NTSB Identification: DCA07FA037
Scheduled 14 CFR Part 121: Air Carrier operation of PINNACLE AIR INC (D.B.A. Northwest Airlink)
Accident occurred Thursday, April 12, 2007 in Traverse City, MI
Probable Cause Approval Date: 11/12/2008
Aircraft: Bombardier CL-600-2B19, registration: N8905F
Injuries: 52 Uninjured.

NTSB investigators either traveled in support of this investigation or conducted a significant amount of investigative work without any travel, and used data obtained from various sources to prepare this aircraft accident report.

The Safety Board's full report is available at http://www.ntsb.gov/publictn/A_Acc1.htm. The Aircraft Accident Report number is NTSB/AAR-08-02.

On April 12, 2007, about 0043 eastern daylight time, a Bombardier/Canadair Regional Jet (CRJ) CL600-2B19, N8905F, operated as Pinnacle Airlines flight 4712, ran off the departure end of runway 28 after landing at Cherry Capital Airport (TVC), Traverse City, Michigan. There were no injuries among the 49 passengers (including 3 lap-held infants) and 3 crewmembers, and the aircraft was substantially damaged. Weather was reported as snowing. The airplane was being operated under the provisions of 14 Code of Federal Regulations (CFR) Part 121 and had departed from Minneapolis-St. Paul International (Wold-Chamberlain) Airport (MSP), Minneapolis, Minnesota, about 2153 central daylight time (CDT).

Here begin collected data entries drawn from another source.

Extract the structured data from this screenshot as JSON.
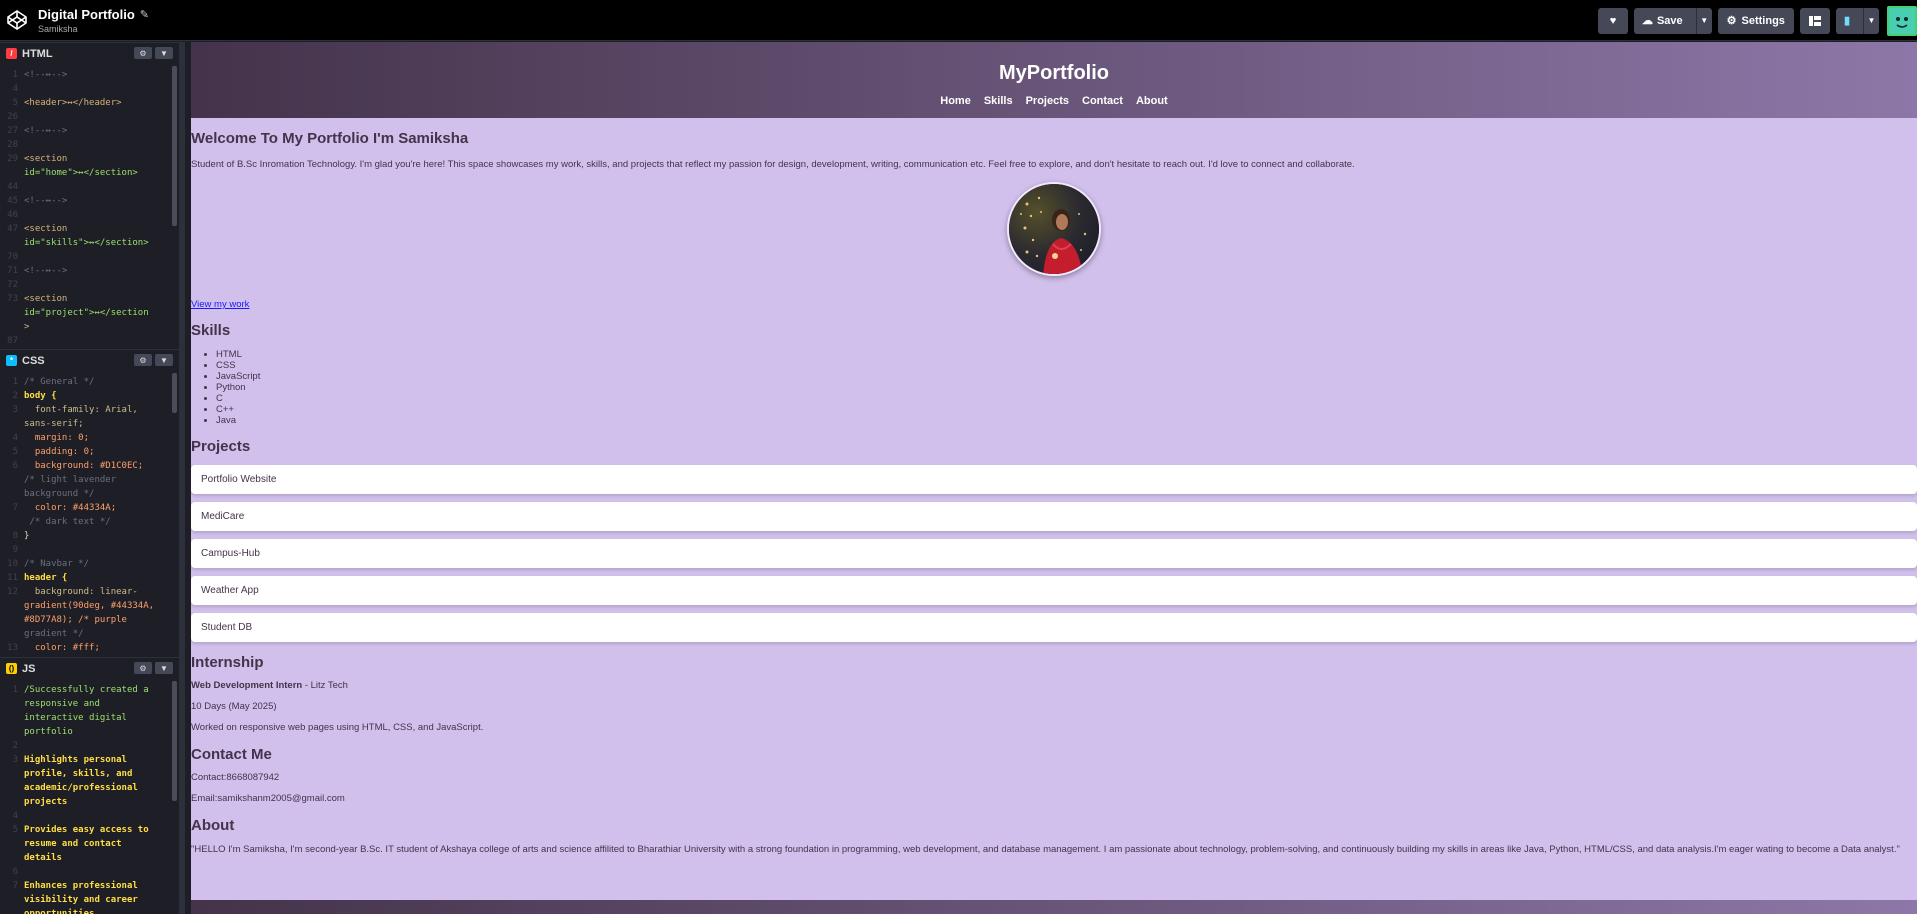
{
  "topbar": {
    "title": "Digital Portfolio",
    "user": "Samiksha",
    "save_label": "Save",
    "settings_label": "Settings"
  },
  "editor": {
    "html_label": "HTML",
    "css_label": "CSS",
    "js_label": "JS",
    "html_lines": [
      {
        "n": "1",
        "t": "<!--↔-->",
        "k": "com"
      },
      {
        "n": "4",
        "t": "",
        "k": ""
      },
      {
        "n": "5",
        "t": "<header>↔</header>",
        "k": "tag"
      },
      {
        "n": "26",
        "t": "",
        "k": ""
      },
      {
        "n": "27",
        "t": "<!--↔-->",
        "k": "com"
      },
      {
        "n": "28",
        "t": "",
        "k": ""
      },
      {
        "n": "29",
        "t": "<section",
        "k": "tag"
      },
      {
        "n": "",
        "t": "id=\"home\">↔</section>",
        "k": "str"
      },
      {
        "n": "44",
        "t": "",
        "k": ""
      },
      {
        "n": "45",
        "t": "<!--↔-->",
        "k": "com"
      },
      {
        "n": "46",
        "t": "",
        "k": ""
      },
      {
        "n": "47",
        "t": "<section",
        "k": "tag"
      },
      {
        "n": "",
        "t": "id=\"skills\">↔</section>",
        "k": "str"
      },
      {
        "n": "70",
        "t": "",
        "k": ""
      },
      {
        "n": "71",
        "t": "<!--↔-->",
        "k": "com"
      },
      {
        "n": "72",
        "t": "",
        "k": ""
      },
      {
        "n": "73",
        "t": "<section",
        "k": "tag"
      },
      {
        "n": "",
        "t": "id=\"project\">↔</section",
        "k": "str"
      },
      {
        "n": "",
        "t": ">",
        "k": "tag"
      },
      {
        "n": "87",
        "t": "",
        "k": ""
      }
    ],
    "css_lines": [
      {
        "n": "1",
        "t": "/* General */",
        "k": "com"
      },
      {
        "n": "2",
        "t": "body {",
        "k": "sel"
      },
      {
        "n": "3",
        "t": "  font-family: Arial,",
        "k": "prop"
      },
      {
        "n": "",
        "t": "sans-serif;",
        "k": "prop"
      },
      {
        "n": "4",
        "t": "  margin: 0;",
        "k": "val"
      },
      {
        "n": "5",
        "t": "  padding: 0;",
        "k": "val"
      },
      {
        "n": "6",
        "t": "  background: #D1C0EC;",
        "k": "val"
      },
      {
        "n": "",
        "t": "/* light lavender",
        "k": "com"
      },
      {
        "n": "",
        "t": "background */",
        "k": "com"
      },
      {
        "n": "7",
        "t": "  color: #44334A;",
        "k": "val"
      },
      {
        "n": "",
        "t": " /* dark text */",
        "k": "com"
      },
      {
        "n": "8",
        "t": "}",
        "k": ""
      },
      {
        "n": "9",
        "t": "",
        "k": ""
      },
      {
        "n": "10",
        "t": "/* Navbar */",
        "k": "com"
      },
      {
        "n": "11",
        "t": "header {",
        "k": "sel"
      },
      {
        "n": "12",
        "t": "  background: linear-",
        "k": "prop"
      },
      {
        "n": "",
        "t": "gradient(90deg, #44334A,",
        "k": "val"
      },
      {
        "n": "",
        "t": "#8D77A8); /* purple",
        "k": "val"
      },
      {
        "n": "",
        "t": "gradient */",
        "k": "com"
      },
      {
        "n": "13",
        "t": "  color: #fff;",
        "k": "val"
      }
    ],
    "js_lines": [
      {
        "n": "1",
        "t": "/Successfully created a",
        "k": "js"
      },
      {
        "n": "",
        "t": "responsive and",
        "k": "js"
      },
      {
        "n": "",
        "t": "interactive digital",
        "k": "js"
      },
      {
        "n": "",
        "t": "portfolio",
        "k": "js"
      },
      {
        "n": "2",
        "t": "",
        "k": ""
      },
      {
        "n": "3",
        "t": "Highlights personal",
        "k": "jsb"
      },
      {
        "n": "",
        "t": "profile, skills, and",
        "k": "jsb"
      },
      {
        "n": "",
        "t": "academic/professional",
        "k": "jsb"
      },
      {
        "n": "",
        "t": "projects",
        "k": "jsb"
      },
      {
        "n": "4",
        "t": "",
        "k": ""
      },
      {
        "n": "5",
        "t": "Provides easy access to",
        "k": "jsb"
      },
      {
        "n": "",
        "t": "resume and contact",
        "k": "jsb"
      },
      {
        "n": "",
        "t": "details",
        "k": "jsb"
      },
      {
        "n": "6",
        "t": "",
        "k": ""
      },
      {
        "n": "7",
        "t": "Enhances professional",
        "k": "jsb"
      },
      {
        "n": "",
        "t": "visibility and career",
        "k": "jsb"
      },
      {
        "n": "",
        "t": "opportunities",
        "k": "jsb"
      }
    ]
  },
  "preview": {
    "logo": "MyPortfolio",
    "nav": [
      "Home",
      "Skills",
      "Projects",
      "Contact",
      "About"
    ],
    "welcome_title": "Welcome To My Portfolio I'm Samiksha",
    "welcome_text": "Student of B.Sc Inromation Technology. I'm glad you're here! This space showcases my work, skills, and projects that reflect my passion for design, development, writing, communication etc. Feel free to explore, and don't hesitate to reach out. I'd love to connect and collaborate.",
    "view_work": "View my work",
    "skills_title": "Skills",
    "skills": [
      "HTML",
      "CSS",
      "JavaScript",
      "Python",
      "C",
      "C++",
      "Java"
    ],
    "projects_title": "Projects",
    "projects": [
      "Portfolio Website",
      "MediCare",
      "Campus-Hub",
      "Weather App",
      "Student DB"
    ],
    "internship_title": "Internship",
    "intern_role": "Web Development Intern",
    "intern_company": " - Litz Tech",
    "intern_duration": "10 Days (May 2025)",
    "intern_desc": "Worked on responsive web pages using HTML, CSS, and JavaScript.",
    "contact_title": "Contact Me",
    "contact_phone": "Contact:8668087942",
    "contact_email": "Email:samikshanm2005@gmail.com",
    "about_title": "About",
    "about_text": "\"HELLO I'm Samiksha, I'm second-year B.Sc. IT student of Akshaya college of arts and science affilited to Bharathiar University with a strong foundation in programming, web development, and database management. I am passionate about technology, problem-solving, and continuously building my skills in areas like Java, Python, HTML/CSS, and data analysis.I'm eager wating to become a Data analyst.\""
  },
  "colors": {
    "bg": "#D1C0EC",
    "text": "#44334A",
    "header_from": "#44334A",
    "header_to": "#8D77A8"
  }
}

Instrument meteorological conditions prevailed at the time of the accident flight, which operated on an instrument flight rules (IFR) flight plan.

The National Transportation Safety Board determines the probable cause(s) of this accident to be:

The pilots' decision to land at Cherry Capital Airport (TVC), Traverse City, Michigan, without performing a landing distance assessment, which was required by company policy because of runway contamination initially reported by TVC ground operations personnel and continuing reports of deteriorating weather and runway conditions during the approach. This poor decision-making likely reflected the effects of fatigue produced by a long, demanding duty day and, for the captain, the duties associated with check airman functions. Contributing to the accident were 1) the Federal Aviation Administration pilot flight and duty time regulations that permitted the pilots' long, demanding duty day and 2) the TVC operations supervisor's use of ambiguous and unspecific radio phraseology in providing runway braking information.